Egg Freezing: Putting Motherhood On Ice

By J. Cavanaugh Simpson

Kathleen wants her own children, but hasn’t yet found a life partner—just after her 40th birthday she had her ovarian eggs frozen in hopes of preserving her fertility.

Brigitte heard about egg freezing but discovered scarce info online—so, after undergoing the procedure, she launched a national advocacy website last year called Eggsurance.com.
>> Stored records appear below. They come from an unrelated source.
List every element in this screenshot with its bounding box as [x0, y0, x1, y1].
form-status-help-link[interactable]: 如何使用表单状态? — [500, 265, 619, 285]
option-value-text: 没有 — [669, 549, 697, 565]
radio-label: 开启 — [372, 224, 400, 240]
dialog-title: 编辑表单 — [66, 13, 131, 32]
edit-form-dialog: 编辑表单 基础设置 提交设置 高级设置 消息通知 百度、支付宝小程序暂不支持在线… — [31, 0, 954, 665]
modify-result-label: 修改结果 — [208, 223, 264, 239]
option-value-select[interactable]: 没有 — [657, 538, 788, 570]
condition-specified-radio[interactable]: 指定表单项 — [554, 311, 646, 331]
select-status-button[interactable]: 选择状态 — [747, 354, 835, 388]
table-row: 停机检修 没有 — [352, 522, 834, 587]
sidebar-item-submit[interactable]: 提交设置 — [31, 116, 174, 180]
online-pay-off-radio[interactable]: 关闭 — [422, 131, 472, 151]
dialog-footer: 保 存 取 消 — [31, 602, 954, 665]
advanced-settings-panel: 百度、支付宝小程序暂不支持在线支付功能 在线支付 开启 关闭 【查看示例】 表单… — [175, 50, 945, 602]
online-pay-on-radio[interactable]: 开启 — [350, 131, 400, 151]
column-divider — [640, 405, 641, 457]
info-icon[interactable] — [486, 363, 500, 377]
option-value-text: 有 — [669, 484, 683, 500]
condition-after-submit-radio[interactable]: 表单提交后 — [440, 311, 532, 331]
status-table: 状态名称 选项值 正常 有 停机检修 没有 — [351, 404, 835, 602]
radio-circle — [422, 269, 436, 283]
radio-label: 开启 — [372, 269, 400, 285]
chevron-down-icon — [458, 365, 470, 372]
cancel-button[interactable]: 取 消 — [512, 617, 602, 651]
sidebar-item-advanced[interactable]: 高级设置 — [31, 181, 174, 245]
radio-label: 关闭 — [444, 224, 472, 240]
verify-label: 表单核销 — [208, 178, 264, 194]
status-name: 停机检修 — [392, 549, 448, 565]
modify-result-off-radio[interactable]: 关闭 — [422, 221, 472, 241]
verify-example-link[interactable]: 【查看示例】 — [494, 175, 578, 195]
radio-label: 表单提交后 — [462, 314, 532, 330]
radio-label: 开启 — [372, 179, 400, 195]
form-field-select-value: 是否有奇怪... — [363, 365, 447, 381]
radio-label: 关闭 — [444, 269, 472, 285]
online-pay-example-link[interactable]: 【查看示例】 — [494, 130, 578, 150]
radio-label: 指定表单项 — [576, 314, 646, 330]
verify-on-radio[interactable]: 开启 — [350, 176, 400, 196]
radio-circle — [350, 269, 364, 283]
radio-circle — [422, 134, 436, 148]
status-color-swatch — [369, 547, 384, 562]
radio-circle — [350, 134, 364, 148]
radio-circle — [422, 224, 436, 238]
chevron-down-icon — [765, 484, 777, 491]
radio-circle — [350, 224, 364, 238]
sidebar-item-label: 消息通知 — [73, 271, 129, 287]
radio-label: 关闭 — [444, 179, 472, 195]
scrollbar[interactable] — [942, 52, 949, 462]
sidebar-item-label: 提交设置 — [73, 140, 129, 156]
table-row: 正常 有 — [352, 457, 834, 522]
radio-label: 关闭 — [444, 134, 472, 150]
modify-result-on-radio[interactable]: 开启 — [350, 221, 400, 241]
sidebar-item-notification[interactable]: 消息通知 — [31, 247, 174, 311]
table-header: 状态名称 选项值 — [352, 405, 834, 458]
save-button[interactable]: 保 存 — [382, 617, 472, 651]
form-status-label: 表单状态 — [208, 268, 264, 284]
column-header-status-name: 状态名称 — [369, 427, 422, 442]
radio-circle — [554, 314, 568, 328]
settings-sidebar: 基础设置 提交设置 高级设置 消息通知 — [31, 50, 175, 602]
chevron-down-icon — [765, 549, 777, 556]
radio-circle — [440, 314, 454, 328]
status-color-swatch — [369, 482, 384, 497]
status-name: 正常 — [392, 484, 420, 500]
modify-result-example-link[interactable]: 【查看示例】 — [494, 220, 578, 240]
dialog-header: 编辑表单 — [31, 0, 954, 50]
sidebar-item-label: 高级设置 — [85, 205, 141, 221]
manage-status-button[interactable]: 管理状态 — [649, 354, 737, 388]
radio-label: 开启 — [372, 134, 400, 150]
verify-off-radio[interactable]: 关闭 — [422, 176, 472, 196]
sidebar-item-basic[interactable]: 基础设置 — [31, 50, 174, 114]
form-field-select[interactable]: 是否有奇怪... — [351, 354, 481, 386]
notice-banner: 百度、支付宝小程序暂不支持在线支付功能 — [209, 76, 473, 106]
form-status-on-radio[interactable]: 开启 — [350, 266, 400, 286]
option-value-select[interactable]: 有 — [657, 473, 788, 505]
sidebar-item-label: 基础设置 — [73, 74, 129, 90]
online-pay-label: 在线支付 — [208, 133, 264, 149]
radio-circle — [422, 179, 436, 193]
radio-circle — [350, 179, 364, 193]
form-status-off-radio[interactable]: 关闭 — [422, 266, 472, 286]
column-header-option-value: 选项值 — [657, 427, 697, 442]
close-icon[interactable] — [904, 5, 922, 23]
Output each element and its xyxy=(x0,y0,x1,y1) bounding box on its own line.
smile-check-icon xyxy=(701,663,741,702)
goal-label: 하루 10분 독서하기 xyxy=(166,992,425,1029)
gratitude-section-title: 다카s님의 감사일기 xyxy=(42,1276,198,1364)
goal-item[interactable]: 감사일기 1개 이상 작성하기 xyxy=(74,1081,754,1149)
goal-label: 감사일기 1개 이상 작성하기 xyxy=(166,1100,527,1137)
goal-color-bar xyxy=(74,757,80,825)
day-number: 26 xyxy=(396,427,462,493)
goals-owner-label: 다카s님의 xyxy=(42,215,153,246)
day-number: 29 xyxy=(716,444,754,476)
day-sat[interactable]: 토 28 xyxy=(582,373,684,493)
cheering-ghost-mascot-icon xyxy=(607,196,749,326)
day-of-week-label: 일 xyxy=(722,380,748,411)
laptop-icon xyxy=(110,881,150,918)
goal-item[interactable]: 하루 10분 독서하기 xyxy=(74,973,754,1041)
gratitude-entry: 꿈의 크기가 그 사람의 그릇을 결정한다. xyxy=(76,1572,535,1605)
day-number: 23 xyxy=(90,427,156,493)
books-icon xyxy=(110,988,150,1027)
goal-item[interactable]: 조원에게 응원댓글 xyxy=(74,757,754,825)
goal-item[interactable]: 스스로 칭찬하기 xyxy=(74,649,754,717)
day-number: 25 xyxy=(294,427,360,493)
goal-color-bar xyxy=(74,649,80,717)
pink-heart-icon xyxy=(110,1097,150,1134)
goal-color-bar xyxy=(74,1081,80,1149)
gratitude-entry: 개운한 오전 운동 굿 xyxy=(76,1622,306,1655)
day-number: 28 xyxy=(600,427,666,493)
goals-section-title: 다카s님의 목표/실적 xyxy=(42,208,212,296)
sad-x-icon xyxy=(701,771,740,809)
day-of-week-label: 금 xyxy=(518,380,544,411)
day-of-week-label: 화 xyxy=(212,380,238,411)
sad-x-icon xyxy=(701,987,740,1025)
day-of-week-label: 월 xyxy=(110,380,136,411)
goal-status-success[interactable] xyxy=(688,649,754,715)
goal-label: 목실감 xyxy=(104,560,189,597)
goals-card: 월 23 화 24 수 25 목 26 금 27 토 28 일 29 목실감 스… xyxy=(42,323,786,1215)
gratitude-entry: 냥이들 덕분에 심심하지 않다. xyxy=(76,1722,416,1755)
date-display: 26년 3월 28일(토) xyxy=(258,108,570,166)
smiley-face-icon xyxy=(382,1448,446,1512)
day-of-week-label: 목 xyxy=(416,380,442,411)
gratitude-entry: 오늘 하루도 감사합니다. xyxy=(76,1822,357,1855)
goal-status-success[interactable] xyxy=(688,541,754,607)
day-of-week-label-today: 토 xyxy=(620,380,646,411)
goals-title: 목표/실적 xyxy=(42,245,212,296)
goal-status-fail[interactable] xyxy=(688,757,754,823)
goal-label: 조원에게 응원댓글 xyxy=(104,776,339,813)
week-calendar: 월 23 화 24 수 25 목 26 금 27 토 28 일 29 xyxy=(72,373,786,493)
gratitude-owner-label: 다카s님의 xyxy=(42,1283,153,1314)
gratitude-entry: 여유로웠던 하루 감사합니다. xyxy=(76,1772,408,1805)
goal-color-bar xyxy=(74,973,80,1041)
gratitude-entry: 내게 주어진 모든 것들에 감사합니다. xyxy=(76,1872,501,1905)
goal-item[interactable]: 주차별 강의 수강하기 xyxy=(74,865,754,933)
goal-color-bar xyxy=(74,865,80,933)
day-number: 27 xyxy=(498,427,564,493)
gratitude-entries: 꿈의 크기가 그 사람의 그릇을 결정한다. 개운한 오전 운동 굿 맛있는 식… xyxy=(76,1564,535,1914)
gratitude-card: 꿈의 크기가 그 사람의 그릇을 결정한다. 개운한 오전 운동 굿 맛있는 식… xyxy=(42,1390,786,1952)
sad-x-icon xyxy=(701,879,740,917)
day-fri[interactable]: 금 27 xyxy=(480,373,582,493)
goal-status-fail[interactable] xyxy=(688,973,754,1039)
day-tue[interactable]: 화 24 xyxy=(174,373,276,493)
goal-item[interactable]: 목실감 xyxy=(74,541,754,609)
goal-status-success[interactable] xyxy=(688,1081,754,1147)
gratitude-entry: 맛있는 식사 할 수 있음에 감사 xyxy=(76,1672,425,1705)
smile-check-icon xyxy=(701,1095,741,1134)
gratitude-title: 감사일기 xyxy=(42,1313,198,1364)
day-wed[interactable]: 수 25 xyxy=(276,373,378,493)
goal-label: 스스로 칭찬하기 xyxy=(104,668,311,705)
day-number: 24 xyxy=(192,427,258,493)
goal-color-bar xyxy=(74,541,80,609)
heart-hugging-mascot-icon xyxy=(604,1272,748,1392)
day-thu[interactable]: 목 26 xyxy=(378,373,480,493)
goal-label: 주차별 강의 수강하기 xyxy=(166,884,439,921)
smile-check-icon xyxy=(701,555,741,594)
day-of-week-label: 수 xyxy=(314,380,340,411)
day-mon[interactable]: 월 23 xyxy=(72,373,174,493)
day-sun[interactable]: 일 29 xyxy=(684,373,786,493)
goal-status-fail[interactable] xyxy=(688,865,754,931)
And Carolyn, who got married at 39, suffered two miscarriages before using eggs she had frozen. At 41, she got pregnant with twins—one of a handful of such pregnancies over-40 nationwide.

These women are early adopters of a newly improved fertility technology known as oocyte vitrification, a flash-freezing of ovarian eggs. An experimental label for the procedure was recently lifted, making the banking of women’s eggs increasingly viable and popular.

Yet the social experiment of delaying motherhood via egg freezing has prompted some to ask: Will women in their 20s and 30s put motherhood on ice, purchasing costly fertility plans while pursuing careers or avoiding marriage?

That’s the 2.0 version of the Amazonian myth, these women say. And noise from critics wouldn’t stop them from freezing their eggs, anyway, because the sound of the biological clock ticking is much, much louder.